Il Camploy diventa “presidio culturale e sociale” di Verona e svela il nuovo programma a un party.
Il Teatro Camploy, unico teatro comunale di Verona e presidio culturale di Veronetta, svela il nuovo programma a un party culturale aperto a tutti. Quindi il teatro si prepara a vivere una stagione 2025/2026 del tutto rinnovata. La giunta comunale ha approvato su indicazione dell’assessorato alla Cultura e Spettacolo, un’integrazione al programma di “Verona L’Altro Teatro”, rassegna che mira a essere più inclusiva e contemporanea.
La visione del nuovo direttore artistico, Fabrizio Arcuri, è quella di trasformare il Camploy da semplice palcoscenico a uno spazio vivo di incontro, dialogo e crescita collettiva. L’integrazione approvata si concentra sull’arricchimento della rassegna ‘Come as you are | Vieni come sei’. Verrà introdotto un ciclo di incontri dedicati all’approfondimento dei contenuti artistici e culturali delle produzioni in cartellone, affrontando tematiche connesse alle riflessioni sul presente. Questi appuntamenti sono visti come un’opportunità per rilanciare le attività del Teatro Camploy e creare una comunità più viva e coesa attraverso l’arte.

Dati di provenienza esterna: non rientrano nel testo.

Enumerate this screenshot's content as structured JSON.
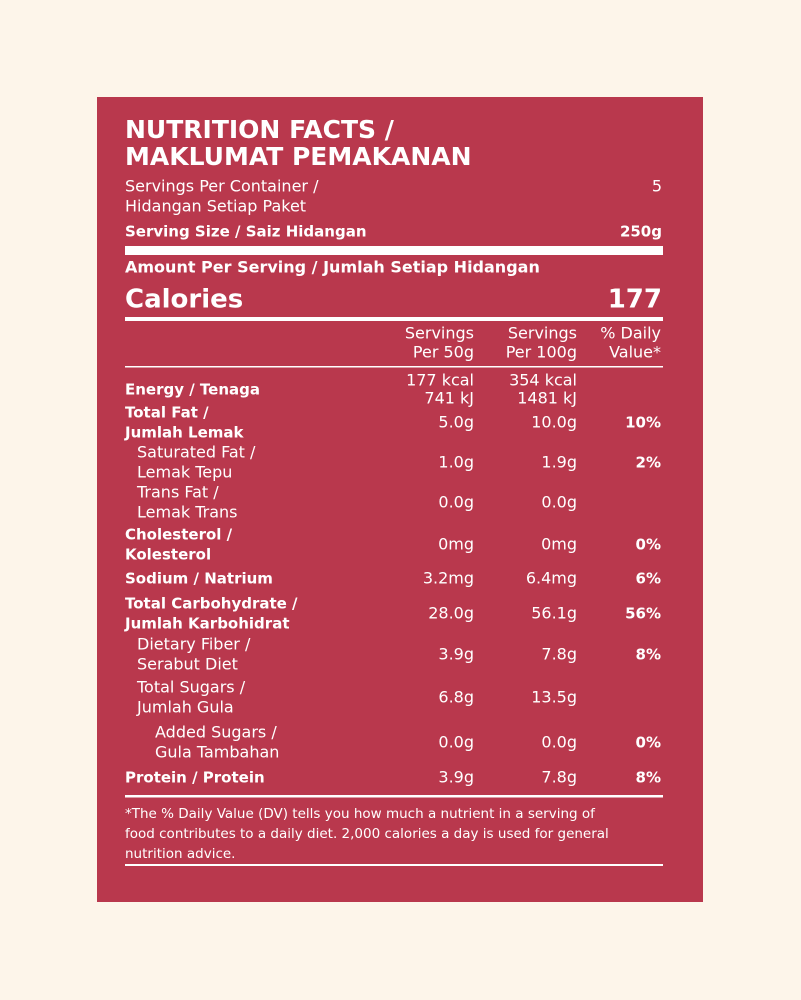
{
  "title": [
    "NUTRITION FACTS /",
    "MAKLUMAT PEMAKANAN"
  ],
  "servings_per_container": {
    "label": [
      "Servings Per Container /",
      "Hidangan Setiap Paket"
    ],
    "value": "5"
  },
  "serving_size": {
    "label": "Serving Size / Saiz Hidangan",
    "value": "250g"
  },
  "amount_per_serving": "Amount Per Serving / Jumlah Setiap Hidangan",
  "calories": {
    "label": "Calories",
    "value": "177"
  },
  "columns": [
    [
      "Servings",
      "Per 50g"
    ],
    [
      "Servings",
      "Per 100g"
    ],
    [
      "% Daily",
      "Value*"
    ]
  ],
  "rows": [
    {
      "label": [
        "Energy / Tenaga"
      ],
      "per_50g": [
        "177 kcal",
        "741 kJ"
      ],
      "per_100g": [
        "354 kcal",
        "1481 kJ"
      ],
      "dv": null
    },
    {
      "label": [
        "Total Fat /",
        "Jumlah Lemak"
      ],
      "per_50g": [
        "5.0g"
      ],
      "per_100g": [
        "10.0g"
      ],
      "dv": "10%"
    },
    {
      "label": [
        "Saturated Fat /",
        "Lemak Tepu"
      ],
      "per_50g": [
        "1.0g"
      ],
      "per_100g": [
        "1.9g"
      ],
      "dv": "2%"
    },
    {
      "label": [
        "Trans Fat /",
        "Lemak Trans"
      ],
      "per_50g": [
        "0.0g"
      ],
      "per_100g": [
        "0.0g"
      ],
      "dv": null
    },
    {
      "label": [
        "Cholesterol /",
        "Kolesterol"
      ],
      "per_50g": [
        "0mg"
      ],
      "per_100g": [
        "0mg"
      ],
      "dv": "0%"
    },
    {
      "label": [
        "Sodium / Natrium"
      ],
      "per_50g": [
        "3.2mg"
      ],
      "per_100g": [
        "6.4mg"
      ],
      "dv": "6%"
    },
    {
      "label": [
        "Total Carbohydrate /",
        "Jumlah Karbohidrat"
      ],
      "per_50g": [
        "28.0g"
      ],
      "per_100g": [
        "56.1g"
      ],
      "dv": "56%"
    },
    {
      "label": [
        "Dietary Fiber /",
        "Serabut Diet"
      ],
      "per_50g": [
        "3.9g"
      ],
      "per_100g": [
        "7.8g"
      ],
      "dv": "8%"
    },
    {
      "label": [
        "Total Sugars /",
        "Jumlah Gula"
      ],
      "per_50g": [
        "6.8g"
      ],
      "per_100g": [
        "13.5g"
      ],
      "dv": null
    },
    {
      "label": [
        "Added Sugars /",
        "Gula Tambahan"
      ],
      "per_50g": [
        "0.0g"
      ],
      "per_100g": [
        "0.0g"
      ],
      "dv": "0%"
    },
    {
      "label": [
        "Protein / Protein"
      ],
      "per_50g": [
        "3.9g"
      ],
      "per_100g": [
        "7.8g"
      ],
      "dv": "8%"
    }
  ],
  "footnote": [
    "*The % Daily Value (DV) tells you how much a nutrient in a serving of",
    "food contributes to a daily diet. 2,000 calories a day is used for general",
    "nutrition advice."
  ]
}
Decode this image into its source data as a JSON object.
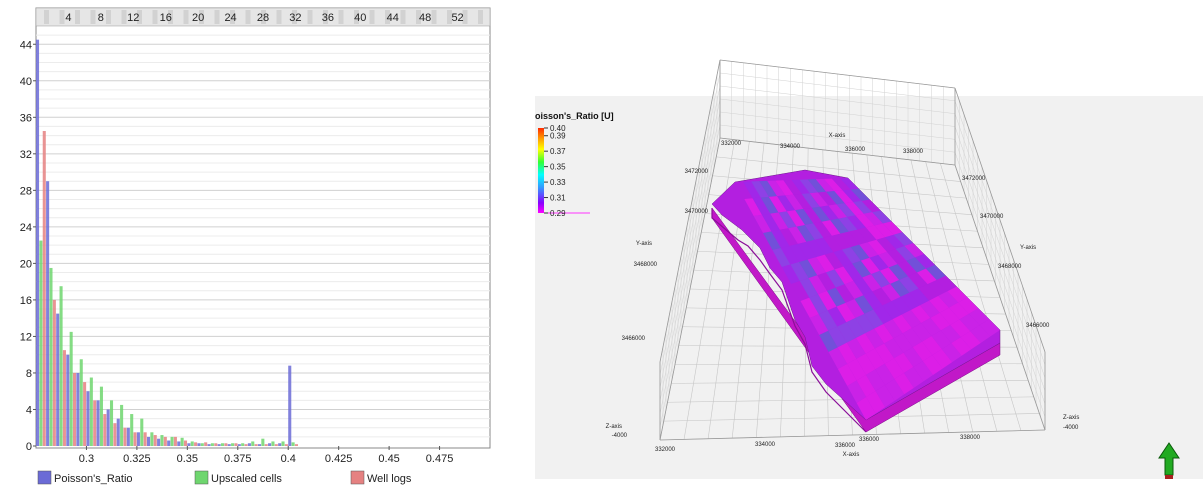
{
  "chart_data": [
    {
      "type": "bar",
      "subtype": "histogram",
      "xlim": [
        0.275,
        0.5
      ],
      "ylim": [
        0,
        46
      ],
      "y_ticks": [
        0,
        4,
        8,
        12,
        16,
        20,
        24,
        28,
        32,
        36,
        40,
        44
      ],
      "x_ticks": [
        "0.3",
        "0.325",
        "0.35",
        "0.375",
        "0.4",
        "0.425",
        "0.45",
        "0.475"
      ],
      "x_tick_values": [
        0.3,
        0.325,
        0.35,
        0.375,
        0.4,
        0.425,
        0.45,
        0.475
      ],
      "top_axis_ticks": [
        "4",
        "8",
        "12",
        "16",
        "20",
        "24",
        "28",
        "32",
        "36",
        "40",
        "44",
        "48",
        "52"
      ],
      "top_axis_range": [
        0,
        56
      ],
      "grid": true,
      "legend_placement": "bottom",
      "bin_width": 0.005,
      "bin_centers": [
        0.2775,
        0.2825,
        0.2875,
        0.2925,
        0.2975,
        0.3025,
        0.3075,
        0.3125,
        0.3175,
        0.3225,
        0.3275,
        0.3325,
        0.3375,
        0.3425,
        0.3475,
        0.3525,
        0.3575,
        0.3625,
        0.3675,
        0.3725,
        0.3775,
        0.3825,
        0.3875,
        0.3925,
        0.3975,
        0.4025
      ],
      "series": [
        {
          "name": "Poisson's_Ratio",
          "color": "#6b6bd6",
          "values": [
            44.5,
            29,
            14.5,
            10,
            8,
            6,
            5,
            4,
            3,
            2,
            1.5,
            1,
            0.8,
            0.6,
            0.5,
            0.3,
            0.3,
            0.2,
            0.2,
            0.2,
            0.2,
            0.3,
            0.2,
            0.3,
            0.3,
            8.8
          ]
        },
        {
          "name": "Upscaled cells",
          "color": "#6fd66f",
          "values": [
            22.5,
            19.5,
            17.5,
            12.5,
            9.5,
            7.5,
            6.5,
            5,
            4.5,
            3.5,
            3,
            1.5,
            1.2,
            1,
            0.9,
            0.5,
            0.3,
            0.3,
            0.3,
            0.3,
            0.3,
            0.5,
            0.8,
            0.5,
            0.5,
            0.4
          ]
        },
        {
          "name": "Well logs",
          "color": "#e58181",
          "values": [
            34.5,
            16,
            10.5,
            8,
            7,
            5,
            3.5,
            2.5,
            2,
            1.5,
            1.5,
            1.2,
            1,
            1,
            0.6,
            0.4,
            0.4,
            0.3,
            0.3,
            0.3,
            0.2,
            0.2,
            0.2,
            0.2,
            0.2,
            0.2
          ]
        }
      ]
    },
    {
      "type": "heatmap",
      "title": "oisson's_Ratio [U]",
      "colorbar_ticks": [
        "0.40",
        "0.39",
        "0.37",
        "0.35",
        "0.33",
        "0.31",
        "0.29"
      ],
      "colorbar_range": [
        0.29,
        0.4
      ],
      "colorbar_colors": [
        "#ff2a00",
        "#ff9900",
        "#ffff00",
        "#33ff33",
        "#00ffff",
        "#3399ff",
        "#8800ff",
        "#ff00ff"
      ],
      "surface_colors": [
        "#b31fe0",
        "#9e28ea",
        "#8a45e6",
        "#6a55d8",
        "#cc22e8",
        "#e01ee8"
      ],
      "axes": {
        "x_label": "X-axis",
        "y_label": "Y-axis",
        "z_label": "Z-axis",
        "x_top_ticks": [
          "332000",
          "334000",
          "336000",
          "338000"
        ],
        "x_bottom_ticks": [
          "332000",
          "334000",
          "336000",
          "338000"
        ],
        "y_left_ticks": [
          "3472000",
          "3470000",
          "3468000",
          "3466000"
        ],
        "y_right_ticks": [
          "3472000",
          "3470000",
          "3468000",
          "3466000"
        ],
        "z_left_tick": "-4000",
        "z_right_tick": "-4000"
      },
      "north_arrow_color": "#22aa22"
    }
  ]
}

Presentazione con un “Party Culturale”.
Le nuove proposte e gli slanci progettuali della rassegna saranno presentati ufficialmente alla cittadinanza in occasione di un vero e proprio “party culturale”. L’appuntamento è per lunedì 3 novembre alle ore 18:30 direttamente al Teatro Camploy.
L’evento sarà un’occasione conviviale per incontrare il direttore artistico e alcuni rappresentanti delle compagnie in programma. La serata sarà animata dalla performance “Steli” di Stalker Teatro, una compagnia scelta per la sua capacità di rappresentare l’arte partecipata come strumento di inclusione, dialogo e trasformazione sociale.